Croître en mémoire et en imagination 

Mémoire, imagination, réminiscences, tels sont les outils pour nous construire et nous modeler nous-mêmes comme un artiste modèle son œuvre, sur le chemin de l’évolution.

En commençant par accroître notre mémoire ou en d’autres mots savoir vivre, ne traversons pas la vie en passant comme le vent, mais en recueillant des expériences, sans avoir peur de les thésauriser et de les assimiler, en en extrayant tout ce qui nous intéresse.

Ce que nous appelons savoir-vivre, c’est mémoriser, ne pas répéter toujours les mêmes erreurs, laisser tomber la sempiternelle litanie selon laquelle l’homme est l’unique animal qui ne trébuche pas deux fois mais mille fois sur la même pierre. Nous devrions trébucher une fois, et, si mémoire il y a, ne plus jamais recommencer.
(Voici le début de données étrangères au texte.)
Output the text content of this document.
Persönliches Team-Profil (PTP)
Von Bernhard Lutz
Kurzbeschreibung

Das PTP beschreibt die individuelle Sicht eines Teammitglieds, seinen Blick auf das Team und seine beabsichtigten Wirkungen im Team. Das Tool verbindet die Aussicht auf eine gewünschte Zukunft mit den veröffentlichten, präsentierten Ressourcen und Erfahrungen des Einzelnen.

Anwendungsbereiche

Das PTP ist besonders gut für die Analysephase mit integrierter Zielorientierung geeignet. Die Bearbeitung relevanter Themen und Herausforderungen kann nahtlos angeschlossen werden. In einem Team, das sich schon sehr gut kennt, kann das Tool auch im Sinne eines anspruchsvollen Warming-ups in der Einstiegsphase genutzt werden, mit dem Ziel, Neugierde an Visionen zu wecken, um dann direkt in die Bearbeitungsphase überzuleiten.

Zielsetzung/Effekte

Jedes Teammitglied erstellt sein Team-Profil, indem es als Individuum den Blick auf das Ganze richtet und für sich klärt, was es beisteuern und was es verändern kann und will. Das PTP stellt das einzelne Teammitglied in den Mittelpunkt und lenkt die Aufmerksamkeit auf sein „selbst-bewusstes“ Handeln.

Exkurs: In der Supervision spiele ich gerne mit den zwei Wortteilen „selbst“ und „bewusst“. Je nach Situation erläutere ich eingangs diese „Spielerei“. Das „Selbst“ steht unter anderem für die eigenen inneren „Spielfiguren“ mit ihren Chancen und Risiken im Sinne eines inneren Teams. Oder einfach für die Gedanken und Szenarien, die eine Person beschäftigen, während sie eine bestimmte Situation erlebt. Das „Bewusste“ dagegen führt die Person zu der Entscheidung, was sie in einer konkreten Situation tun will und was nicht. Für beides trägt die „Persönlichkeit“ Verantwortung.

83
Voilà ce que veut dire accroître notre mémoire, ici et maintenant.

Nous devrions aussi accroître notre imagination car elle est l’arme avec laquelle nous pouvons créer. Si auparavant nous disions « savoir vivre » maintenant nous devrions dire « savoir construire ». L’imagination ne consiste pas à nous perdre dans les méandres d’images fantastiques qui nous transportent et nous aident à nous dérober mais pas à affronter la vie. Elle est le miroir, elle est la capacité de capter des images supérieures et elle est la force de faire que ces images supérieures se convertissent en réalités dans notre monde. Travailler avec l’imagination, c’est nous transformer en artistes, et être artistes consiste en ce que chacun de nous se modèle lui-même. Grâce à l’imagination, nous captons des idées supérieures ; grâce à l’imagination, sur la base d’éléments purs et nobles, nous sommes capables de construire une humanité pure et noble, parce que nous avons une idée, une image, un archétype, et maintenant nous les reproduisons comme d’authentiques artistes de nous-mêmes.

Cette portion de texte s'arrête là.